Sunday,23 September, 2018
Current issue | Issue 1298, (2 - 8 June 2016)
Sunday,23 September, 2018
Issue 1298, (2 - 8 June 2016)

Ahram Weekly

Iranians miss the hajj

Iranian pilgrims will not be making the hajj pilgrimage to Mecca this year as a result of their country’s differences with Saudi Arabia, writes Camelia Entekhabifard

Al-Ahram Weekly

“Iran making demands and holding protests is not acceptable,” Adel Al-Jubeir, the Saudi foreign minister, said in a press conference in Riyadh with other Gulf Cooperation Council (GCC) foreign ministers on Sunday. He was referring to the struggle between Iran and Saudi Arabia over whether or not Iranian pilgrims will take part in this year’s hajj, or annual pilgrimage to Mecca.

An Iranian delegation that went to Saudi Arabia to finalise arrangements for the hajj with their Saudi counterparts returned to Tehran on Saturday. “Sending pilgrims to the hajj this year is not possible,” Minister of Culture Ali Jannati told reporters on his arrival in the Iranian capital.

He said the Saudi government is not cooperating with Iran to fulfil requests on the services needed during the hajj. However, the Saudi authorities have also said that the Iranians have not been willing to sign a hajj agreement, which is mandatory for all countries participating in the hajj.

On Sunday, Al-Jubeir said the Iranians have deprived their own people of the hajj this year by demanding Saudi permission for an anti-US demonstration. The demonstration is a legacy of the late Ayatollah Khomeini, founder of the Islamic Republic of Iran, who wanted to draw the Muslim world’s attention to political events while pilgrims were attending the hajj and show solidarity against the US and Israel.

In one of the most tragic events that has ever happened at the hajj, more than 400 people were killed, including 275 Iranians, 85 Saudis and 45 other nationals, at an anti-US and Israel rally during the hajj in Mecca on 31 July 1987. Iran and Saudi Arabia then cut ties, depriving Iranian pilgrims of the hajj for three years, until 1990 when diplomatic relations were restored.

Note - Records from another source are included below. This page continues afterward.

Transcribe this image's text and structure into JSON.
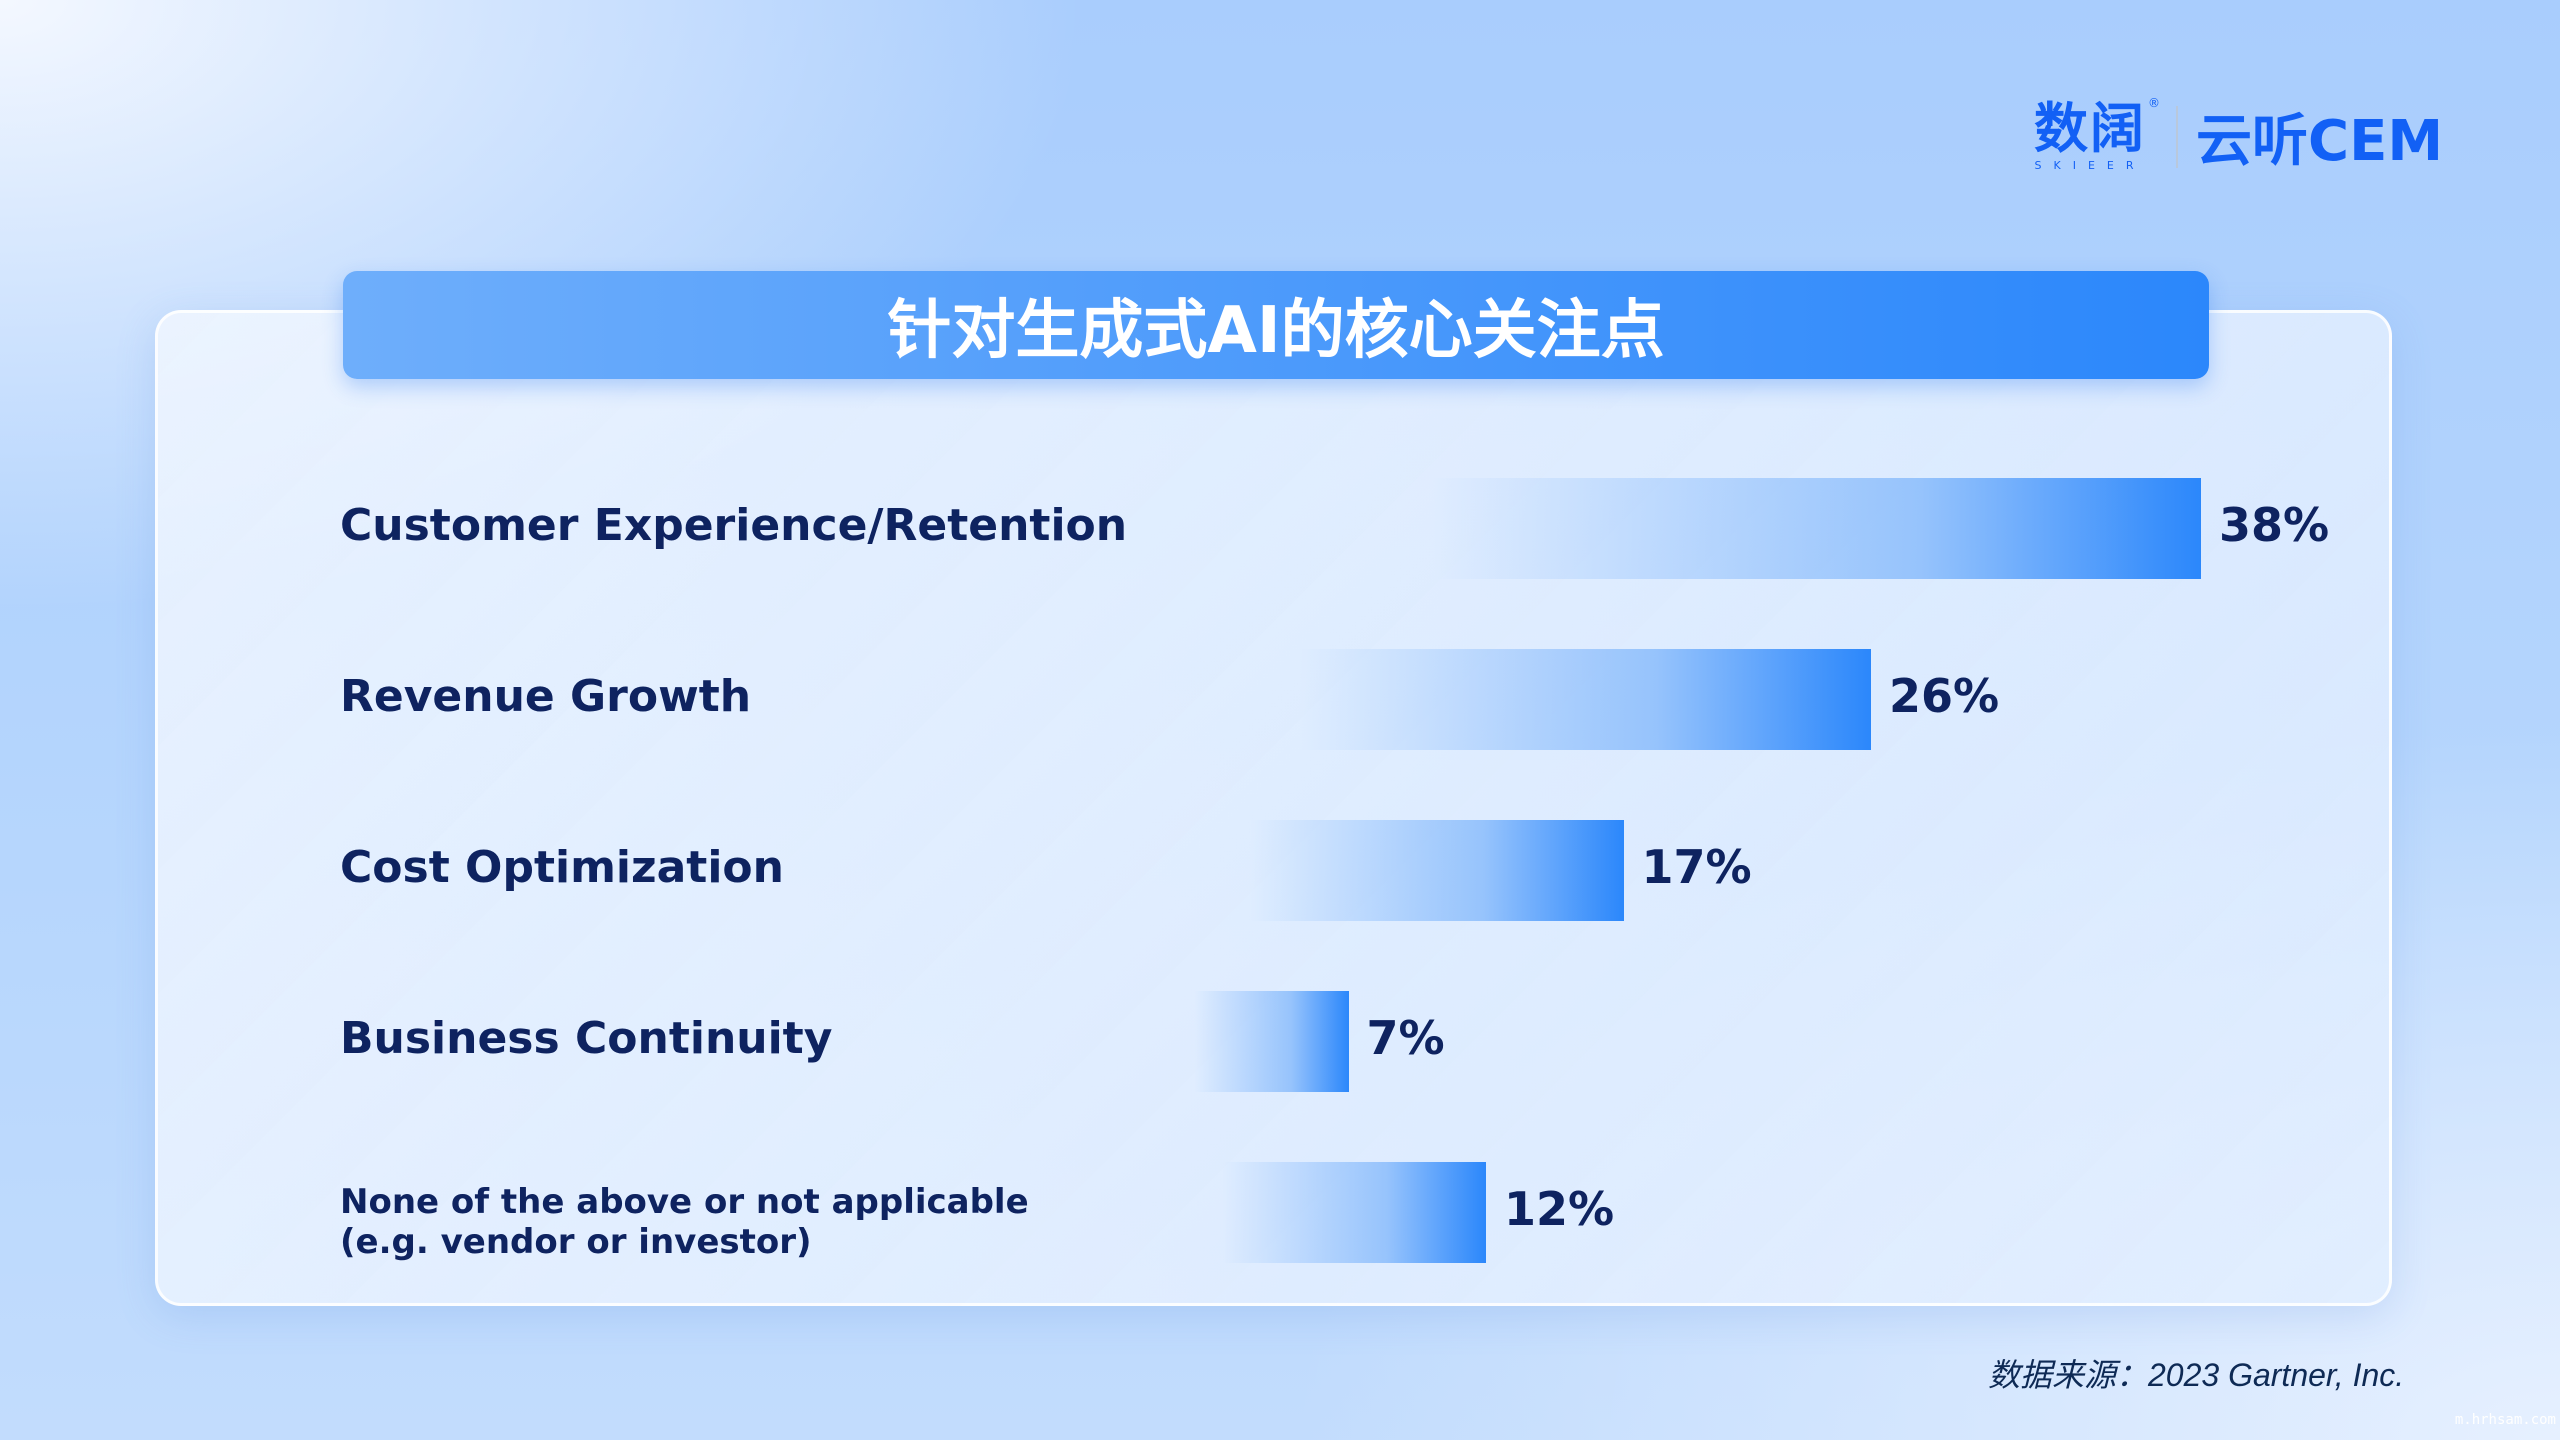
{
  "logo": {
    "brand_cn": "数阔",
    "brand_en": "SKIEER",
    "product": "云听CEM"
  },
  "colors": {
    "bar_end": "#2b87fb",
    "text": "#0e2360",
    "banner": "#2b87fb"
  },
  "chart_data": {
    "type": "bar",
    "orientation": "horizontal",
    "title": "针对生成式AI的核心关注点",
    "categories": [
      "Customer Experience/Retention",
      "Revenue Growth",
      "Cost Optimization",
      "Business Continuity",
      "None of the above or not applicable\n(e.g. vendor or investor)"
    ],
    "category_lines": [
      [
        "Customer Experience/Retention"
      ],
      [
        "Revenue Growth"
      ],
      [
        "Cost Optimization"
      ],
      [
        "Business Continuity"
      ],
      [
        "None of the above or not applicable",
        "(e.g. vendor or investor)"
      ]
    ],
    "values": [
      38,
      26,
      17,
      7,
      12
    ],
    "data_labels": [
      "38%",
      "26%",
      "17%",
      "7%",
      "12%"
    ],
    "grid": false
  },
  "source": "数据来源：2023 Gartner, Inc.",
  "watermark": "m.hrhsam.com"
}
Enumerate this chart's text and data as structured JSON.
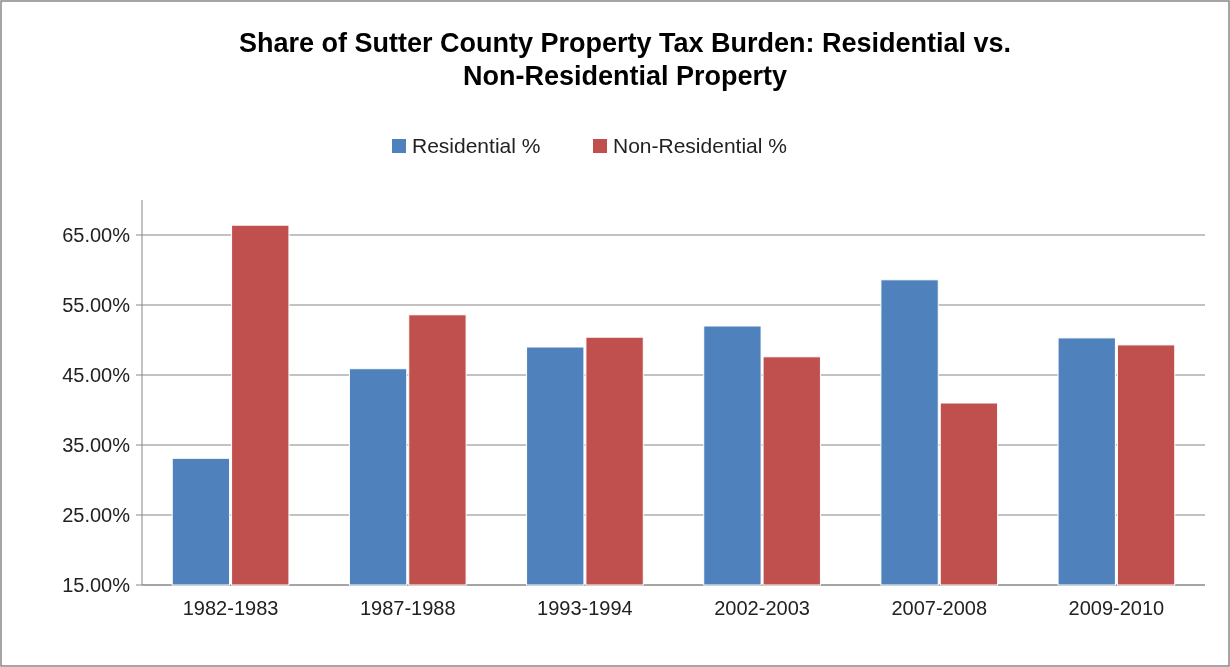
{
  "chart_data": {
    "type": "bar",
    "title": "Share of Sutter County Property Tax Burden: Residential vs. Non-Residential Property",
    "categories": [
      "1982-1983",
      "1987-1988",
      "1993-1994",
      "2002-2003",
      "2007-2008",
      "2009-2010"
    ],
    "series": [
      {
        "name": "Residential %",
        "color": "#4f81bd",
        "values": [
          33.1,
          45.9,
          49.0,
          52.0,
          58.6,
          50.3
        ]
      },
      {
        "name": "Non-Residential %",
        "color": "#c0504d",
        "values": [
          66.4,
          53.6,
          50.4,
          47.6,
          41.0,
          49.3
        ]
      }
    ],
    "ylim": [
      15,
      70
    ],
    "yticks": [
      {
        "value": 15,
        "label": "15.00%"
      },
      {
        "value": 25,
        "label": "25.00%"
      },
      {
        "value": 35,
        "label": "35.00%"
      },
      {
        "value": 45,
        "label": "45.00%"
      },
      {
        "value": 55,
        "label": "55.00%"
      },
      {
        "value": 65,
        "label": "65.00%"
      }
    ],
    "grid": "y",
    "legend": "top"
  }
}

With that experience behind it, Saudi Arabia has refused to grant permission to any countries attending the hajj that are planning political activities, and has requested that all countries sign a hajj agreement designed to prevent any such events happening in the future.

Last year, at least 717 people were killed in a stampede at the hajj, some 400 of them Iranian pilgrims. Following this tragic event, a Shia Saudi cleric, Nimr Al-Nimr, was executed in Saudi Arabia, causing angry Iranian mobs to attack Saudi political missions in Iran.

Now the Saudis fear that the Iranians could make this year’s hajj violent and chaotic as a way of taking revenge for the execution, and they have been pressing the Iranians to agree to manage the hajj only on their terms.

As a result of the stand-off, it now seems that Iranian pilgrims will miss this year’s hajj, though some observers believe they are better off not making it if there is a chance of another confrontation between Iran and Saudi Arabia during the event.

Relations between Iran and Saudi Arabia are not friendly these days, though each has a common interest in supporting the international oil market. Saudi Arabia’s oil policy has successfully routed US shale-oil producers, also benefitting Iran, with the Saudi policy to oversupply decreasing oil prices from $100 a barrel to as low as $20 a barrel in just two years.

Many oil-producing countries have suffered as a result of the low oil prices, but not Iran and Saudi Arabia. For Iran, the international sanctions against it limited the country’s oil production, regardless of the market price.

Today, with sanctions lifted on Iran’s oil industry, the country is free to reach its former output level. With US producers having left the market as a result of Saudi policies, Iran can enjoy the higher prices that reached $50 a barrel last Friday, thanks to Saudi Arabia.

An OPEC ministerial meeting is scheduled to be held in Vienna on 2 June, even though last month at a meeting in Doha the organisation failed to complete an accord with Russia and other non-members on freezing oil-supply levels.

Saudi Arabia has also insisted that its political adversary, Iran, which has refused to participate in the Doha gathering, needs to join before it will agree to any accord.

With the new Saudi oil minister, Khalid Al-Falih, joining the meeting in Vienna for the first time, there has been speculation of improved cooperation between OPEC members as Iran’s oil minister is also supposed to attend.

Iranians may be missing out on the hajj this year, but their country will not be lacking for cash as a result of higher international oil prices thanks to Saudi Arabia.